Dumping them directly into the landfills would mean an unnecessary release of methane. The amount of methane produced each year is high. Methane is 84 times more potent than carbon dioxide, and it absorbs heat faster; therefore, it can accelerate climate change.
It’s safe to say that businesses are now being pushed away from bioplastic products because of these crucial disadvantages and the higher costs.
Paper packaging is now widely used in multiple different industries as a sustainable alternative to plastics, for example Bubble wrap is now being replaced by the eco-friendly Paper Bubble Wrap, Plastic Air Bags and Bubblewrap being used as void-fill has been switched to paper loose-fill.
Some of the key benefits of paper packaging:
– 100% Biodegradable
– 100% Compostable
– 100% Recyclable
– Decomposes in the Ocean
– Simple to recycle
– Reduced amount of CO2 emissions in production
Although these are great alternatives and benefits, it has always been a struggle for businesses to switch to paper packaging because of the protection and strength that plastic can provide. Thankfully we now have a solution that fulfils not only the sustainability benefits but also matches and in many cases improves the security of products.

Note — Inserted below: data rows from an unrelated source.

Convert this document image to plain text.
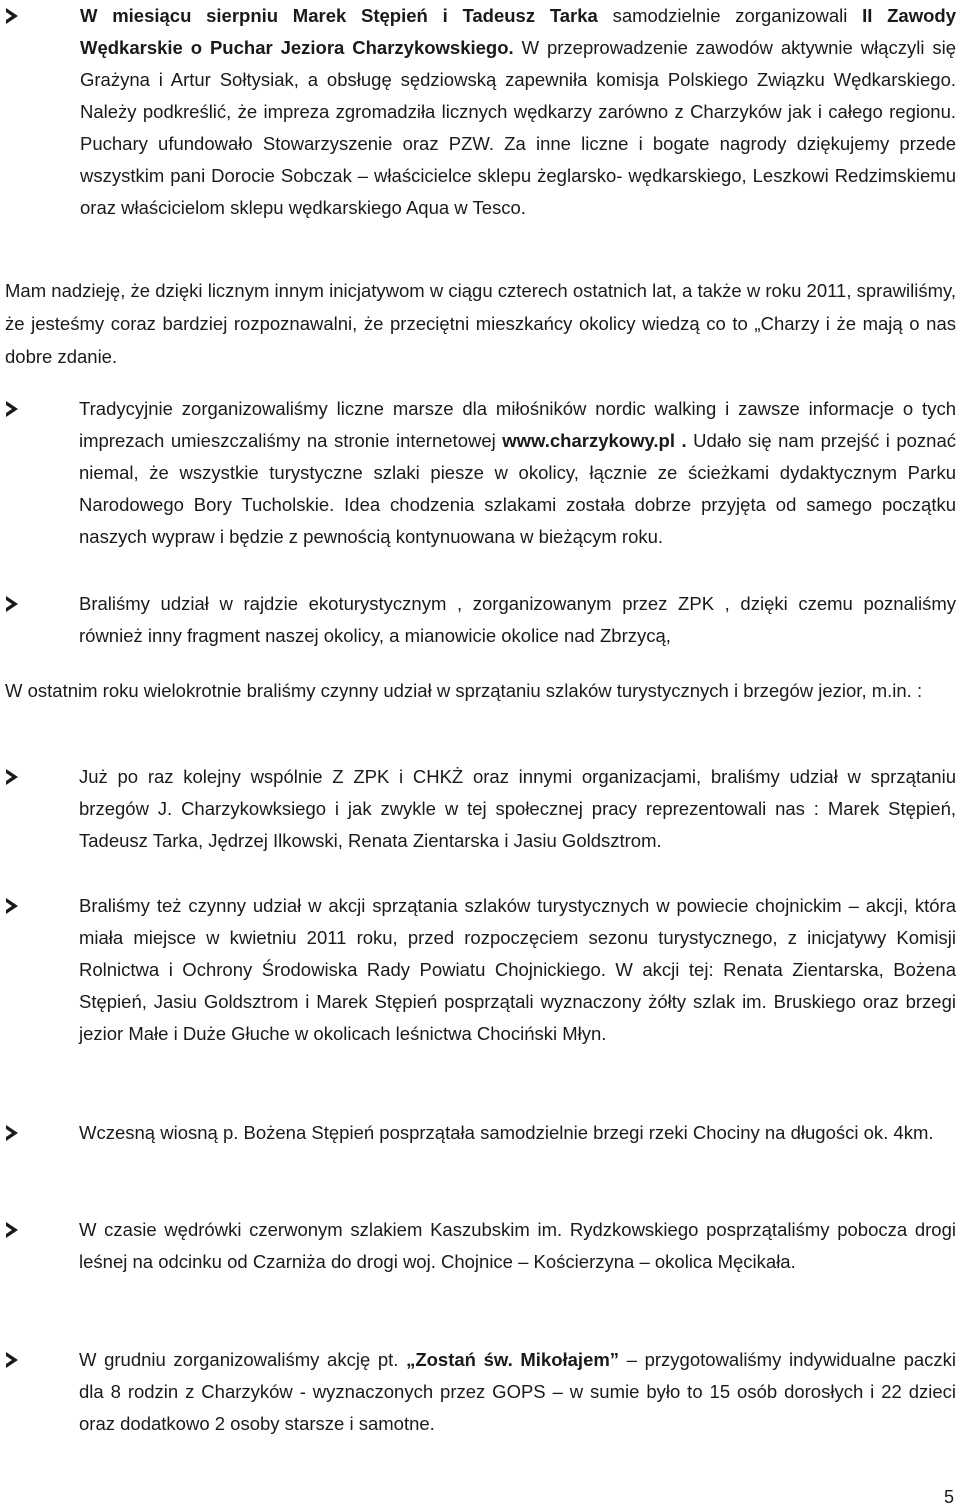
W miesiącu sierpniu Marek Stępień i Tadeusz Tarka samodzielnie zorganizowali II Zawody Wędkarskie o Puchar Jeziora Charzykowskiego. W przeprowadzenie zawodów aktywnie włączyli się Grażyna i Artur Sołtysiak, a obsługę sędziowską zapewniła komisja Polskiego Związku Wędkarskiego. Należy podkreślić, że impreza zgromadziła licznych wędkarzy zarówno z Charzyków jak i całego regionu. Puchary ufundowało Stowarzyszenie oraz PZW. Za inne liczne i bogate nagrody dziękujemy przede wszystkim pani Dorocie Sobczak – właścicielce sklepu żeglarsko- wędkarskiego, Leszkowi Redzimskiemu oraz właścicielom sklepu wędkarskiego Aqua w Tesco.
Mam nadzieję, że dzięki licznym innym inicjatywom w ciągu czterech ostatnich lat, a także w roku 2011, sprawiliśmy, że jesteśmy coraz bardziej rozpoznawalni, że przeciętni mieszkańcy okolicy wiedzą co to „Charzy i że mają o nas dobre zdanie.
Tradycyjnie zorganizowaliśmy liczne marsze dla miłośników nordic walking i zawsze informacje o tych imprezach umieszczaliśmy na stronie internetowej www.charzykowy.pl . Udało się nam przejść i poznać niemal, że wszystkie turystyczne szlaki piesze w okolicy, łącznie ze ścieżkami dydaktycznym Parku Narodowego Bory Tucholskie. Idea chodzenia szlakami została dobrze przyjęta od samego początku naszych wypraw i będzie z pewnością kontynuowana w bieżącym roku.
Braliśmy udział w rajdzie ekoturystycznym , zorganizowanym przez ZPK , dzięki czemu poznaliśmy również inny fragment naszej okolicy, a mianowicie okolice nad Zbrzycą,
W ostatnim roku wielokrotnie braliśmy czynny udział w sprzątaniu szlaków turystycznych i brzegów jezior, m.in. :
Już po raz kolejny wspólnie Z ZPK i CHKŻ oraz innymi organizacjami, braliśmy udział w sprzątaniu brzegów J. Charzykowksiego i jak zwykle w tej społecznej pracy reprezentowali nas : Marek Stępień, Tadeusz Tarka, Jędrzej Ilkowski, Renata Zientarska i Jasiu Goldsztrom.
Braliśmy też czynny udział w akcji sprzątania szlaków turystycznych w powiecie chojnickim – akcji, która miała miejsce w kwietniu 2011 roku, przed rozpoczęciem sezonu turystycznego, z inicjatywy Komisji Rolnictwa i Ochrony Środowiska Rady Powiatu Chojnickiego. W akcji tej: Renata Zientarska, Bożena Stępień, Jasiu Goldsztrom i Marek Stępień posprzątali wyznaczony żółty szlak im. Bruskiego oraz brzegi jezior Małe i Duże Głuche w okolicach leśnictwa Chociński Młyn.
Wczesną wiosną p. Bożena Stępień posprzątała samodzielnie brzegi rzeki Chociny na długości ok. 4km.
W czasie wędrówki czerwonym szlakiem Kaszubskim im. Rydzkowskiego posprzątaliśmy pobocza drogi leśnej na odcinku od Czarniża do drogi woj. Chojnice – Kościerzyna – okolica Męcikała.
W grudniu zorganizowaliśmy akcję pt. „Zostań św. Mikołajem” – przygotowaliśmy indywidualne paczki dla 8 rodzin z Charzyków - wyznaczonych przez GOPS – w sumie było to 15 osób dorosłych i 22 dzieci oraz dodatkowo 2 osoby starsze i samotne.
5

Protega Paper cushioning is an alternative to plastic air cushions and other plastic void-fill or cushioning products, it is made of 100% recycled material and is 100% biodegradable, compostable and recyclable. The most unique feature of the Protega Paper is its strength and durability during transit and delivery, it can maintain its posture throughout long journeys and keep the product in its original secure position even when dropped.
Drop tests have been done using different methods of packing with Protega Paper and has shown it can protect anything from a fragile glass and bottle to large industrial equipment. The Protega Paper 125 & 200 are manufactured in the UK by Protega Global and have been designed for ultimate security, the mechanisms inside the machine create multiple unique folds within the paper. Resulting in a thick inner layer and a cushion that can withstand great weight and pressure. Watch this video to see Protega Paper in action vs competitor paper cushioning.
With the overuse of plastics when packaging a product, whether it’s bioplastic or ordinary plastic; we can safely say that Protega Paper does not need to be pushed into all corners to maintain the protection. With our unique ways of packing such as coiling, twisting and careful placement we can also reduce the amount of packaging you use by a substantial amount.
In summary, bioplastics mean well and in some cases have protected the environment from ordinary plastics but overall paper packaging is the obvious choice when it comes to sustainability, protection and customer satisfaction.